Stenotrophomonas maltophilia has been increasingly reported as a nosocomial opportunistic pathogen in debilitated patients, including burn patients. There is, however, only one published report in English that discusses S. maltophilia bacteremia in burns. We performed a retrospective chart review and statistical analysis of the incidence, the duration of hospital stays before a diagnosis of bacteremia, antimicrobial susceptibility, prognosis, and mortality risk factors in burn patients. From January 1996 to December 2004, 14 episodes of S. maltophilia bacteremia in 13 of 666 patients admitted to the burn center at our hospital were identified. The patients, nine males and four females, ranged in age from 1 to 76 years (mean: 42.9+/-24.4 years). Eleven injuries were from flame burns and two were from scald burns. The mean total burned surface area (TBSA) was 47+/-30.2% and mean prognostic burn index (PBI) was 81.7+/-31.3. The average annual incidence was 2.3 episodes per 1000 admissions, and no outbreak cluster was noticed. The mean hospital stay before bacteremia was 19.8+/-11.9 days. Most isolates were susceptible to ticarcillin-clavulanate (87.5%) and moxalactam (85.7%). The overall mortality was 30.7% (4/13) and correlated significantly with TBSA (P<0.01) and PBI (P<0.05). The incidence of S. maltophilia bacteremia was higher in hospitalized burn patients than in hospitalized non-burn patients. Different antimicrobial susceptibility patterns may exist, especially in different geographic regions. Awareness of the possibility of infection by this opportunistic pathogen and commencement of adequate antibiotics treatment, especially after 3 weeks of intensive care, should be incorporated into the strategy of treatment in major burn patients.

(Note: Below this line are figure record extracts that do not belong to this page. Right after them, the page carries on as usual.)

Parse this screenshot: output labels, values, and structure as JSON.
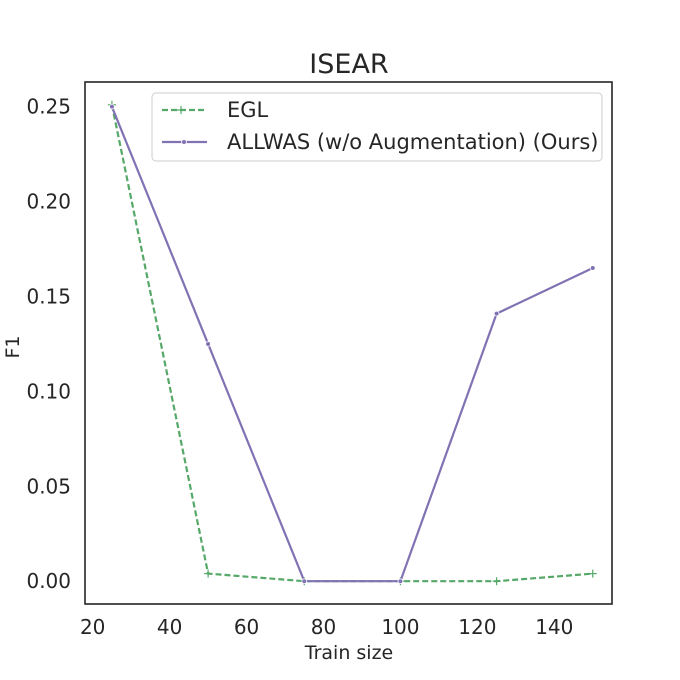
{
  "chart_data": {
    "type": "line",
    "title": "ISEAR",
    "xlabel": "Train size",
    "ylabel": "F1",
    "xlim": [
      18,
      155
    ],
    "ylim": [
      -0.012,
      0.263
    ],
    "xticks": [
      20,
      40,
      60,
      80,
      100,
      120,
      140
    ],
    "yticks": [
      0.0,
      0.05,
      0.1,
      0.15,
      0.2,
      0.25
    ],
    "ytick_labels": [
      "0.00",
      "0.05",
      "0.10",
      "0.15",
      "0.20",
      "0.25"
    ],
    "grid": false,
    "legend": "top-right",
    "series": [
      {
        "name": "EGL",
        "color": "#55a868",
        "style": "dashed",
        "marker": "plus",
        "x": [
          25,
          50,
          75,
          100,
          125,
          150
        ],
        "y": [
          0.251,
          0.004,
          0.0,
          0.0,
          0.0,
          0.004
        ]
      },
      {
        "name": "ALLWAS (w/o Augmentation) (Ours)",
        "color": "#8172b3",
        "style": "solid",
        "marker": "dot",
        "x": [
          25,
          50,
          75,
          100,
          125,
          150
        ],
        "y": [
          0.25,
          0.125,
          0.0,
          0.0,
          0.141,
          0.165
        ]
      }
    ]
  }
}
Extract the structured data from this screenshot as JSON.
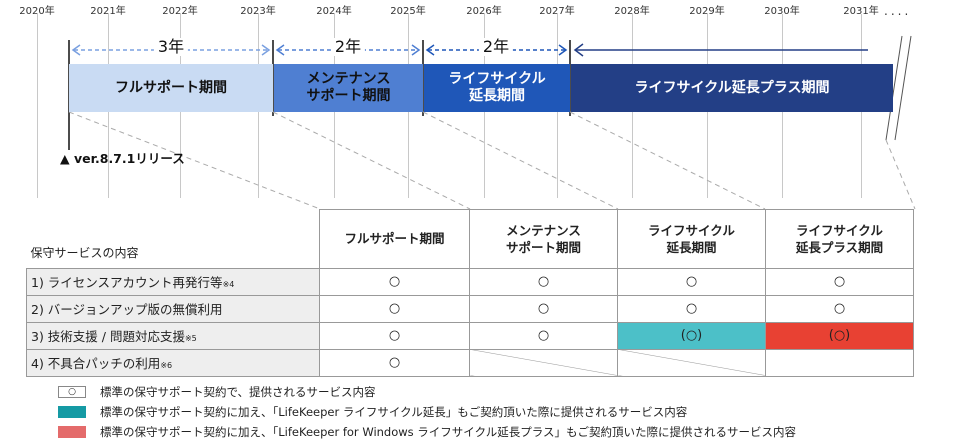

嗜麦芽窄食单胞菌越来越多地被报道为包括烧伤患者在内的虚弱患者的医院机会性病原体。然而,仅有一篇英文发表报告讨论了烧伤患者中的嗜麦芽窄食单胞菌血症。我们对烧伤患者中嗜麦芽窄食单胞菌血症的发病率、菌血症诊断前的住院时间、抗菌药物敏感性、预后及死亡危险因素进行了回顾性病历审查和统计分析。1996年1月至2004年12月,在我院烧伤中心收治的666例患者中,有13例发生了14次嗜麦芽窄食单胞菌血症。患者中男性9例,女性4例,年龄1至76岁(平均:42.9±24.4岁)。11例为火焰烧伤,2例为烫伤。平均总烧伤面积(TBSA)为47±30.2%,平均预后烧伤指数(PBI)为81.7±31.3。年平均发病率为每1000例入院患者2.3次,未发现暴发聚集现象。菌血症发生前的平均住院时间为19.8±11.9天。大多数分离株对替卡西林-克拉维酸(87.5%)和拉氧头孢(85.7%)敏感。总死亡率为30.7%(4/13),与TBSA(P<0.01)和PBI(P<0.05)显著相关。住院烧伤患者中嗜麦芽窄食单胞菌血症的发病率高于住院非烧伤患者。可能存在不同的抗菌药物敏感性模式,尤其是在不同地理区域。在主要烧伤患者的治疗策略中,应纳入对这种机会性病原体感染可能性的认识以及开始适当的抗生素治疗,尤其是在重症监护3周后。